I didn’t know any of the background of this I..e that it was originally written in irish even though I am a native speaker. I loved it so much. I need to read more like this.
I loved this novel. It made me miss central London and its rich, multicultural history. All of the characters were so vivid and alive - and the writing, while authentic and sad in parts, was spry and engaging.
Exiles by Donall Mac Amhlaigh translated by Micheal O hAodha
A rare novel that describes the experience of the Irish post war migration to England. This is the first time this novel has been translated into English as part of the Carnival of Voices series by publisher Parthian. The novel depicts the experience of three native Irish speakers and their migration to England to fill the needs of the post war UK economy. Trevor is a navvy, Nano who works in a hospital and Niall who has just left the Irish Army and desperately tries to find work in Ireland but is driven to emigrate because of the hardships facing De Valera’s catholic Ireland. They experience the culture shock of the English Cities and the loss of their own homeland and of a loyalty to an Ireland that could and would not embrace them.

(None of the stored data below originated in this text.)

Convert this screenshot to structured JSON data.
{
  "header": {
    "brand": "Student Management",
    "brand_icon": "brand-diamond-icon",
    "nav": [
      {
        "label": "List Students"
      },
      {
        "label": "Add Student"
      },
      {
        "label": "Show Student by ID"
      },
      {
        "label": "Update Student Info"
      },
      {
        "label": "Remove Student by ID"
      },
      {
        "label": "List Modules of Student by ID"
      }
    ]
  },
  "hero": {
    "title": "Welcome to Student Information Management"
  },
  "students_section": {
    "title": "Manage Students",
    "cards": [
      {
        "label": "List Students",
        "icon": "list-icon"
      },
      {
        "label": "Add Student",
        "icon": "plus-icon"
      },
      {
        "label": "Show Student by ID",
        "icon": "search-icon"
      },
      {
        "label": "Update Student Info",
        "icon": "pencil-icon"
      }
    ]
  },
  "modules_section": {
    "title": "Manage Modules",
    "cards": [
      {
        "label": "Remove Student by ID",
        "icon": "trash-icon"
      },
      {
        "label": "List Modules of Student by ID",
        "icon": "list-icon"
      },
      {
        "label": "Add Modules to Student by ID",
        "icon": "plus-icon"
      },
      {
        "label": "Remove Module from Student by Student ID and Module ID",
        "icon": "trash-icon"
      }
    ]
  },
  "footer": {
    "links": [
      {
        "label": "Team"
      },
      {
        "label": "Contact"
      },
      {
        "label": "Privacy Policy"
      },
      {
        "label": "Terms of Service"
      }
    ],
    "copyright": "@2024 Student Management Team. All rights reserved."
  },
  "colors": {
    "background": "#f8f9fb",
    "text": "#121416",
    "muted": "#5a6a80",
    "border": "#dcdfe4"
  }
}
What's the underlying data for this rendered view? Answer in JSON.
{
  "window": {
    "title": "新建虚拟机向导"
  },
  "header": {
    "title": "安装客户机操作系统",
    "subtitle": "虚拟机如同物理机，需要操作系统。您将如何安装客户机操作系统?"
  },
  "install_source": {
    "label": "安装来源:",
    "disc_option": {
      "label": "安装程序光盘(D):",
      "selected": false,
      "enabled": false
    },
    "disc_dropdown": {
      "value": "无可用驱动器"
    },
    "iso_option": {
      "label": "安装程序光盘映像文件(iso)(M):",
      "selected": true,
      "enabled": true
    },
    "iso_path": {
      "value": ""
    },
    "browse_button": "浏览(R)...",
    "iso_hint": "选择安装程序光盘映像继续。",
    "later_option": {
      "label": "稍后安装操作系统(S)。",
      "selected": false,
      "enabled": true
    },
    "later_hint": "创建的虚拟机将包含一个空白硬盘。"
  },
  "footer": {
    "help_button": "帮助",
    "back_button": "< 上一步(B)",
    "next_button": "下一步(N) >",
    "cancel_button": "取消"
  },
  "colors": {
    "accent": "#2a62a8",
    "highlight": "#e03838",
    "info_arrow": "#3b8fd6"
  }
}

Amhlaigh had a background similar to Niall and throughout this book their is the underlying anger that Ireland did so little for the working class Catholic Communties. An anger that I witnessed growing up amongst the Irish community in Manchester. Amhlaigh’s own father had fought in the War of Independence and now his son had to find a new life in the country that they fought to be independent from. On a personal level I found the stories fascinating as this was the experience of my own parents and some of their siblings. The difficulties of being separated from culture and extended family was not just felt by those who migrated but by the next generation too.
The writing and the translation are also superb and I will be recommending this book to anyone interested in story of the Irish in Britain.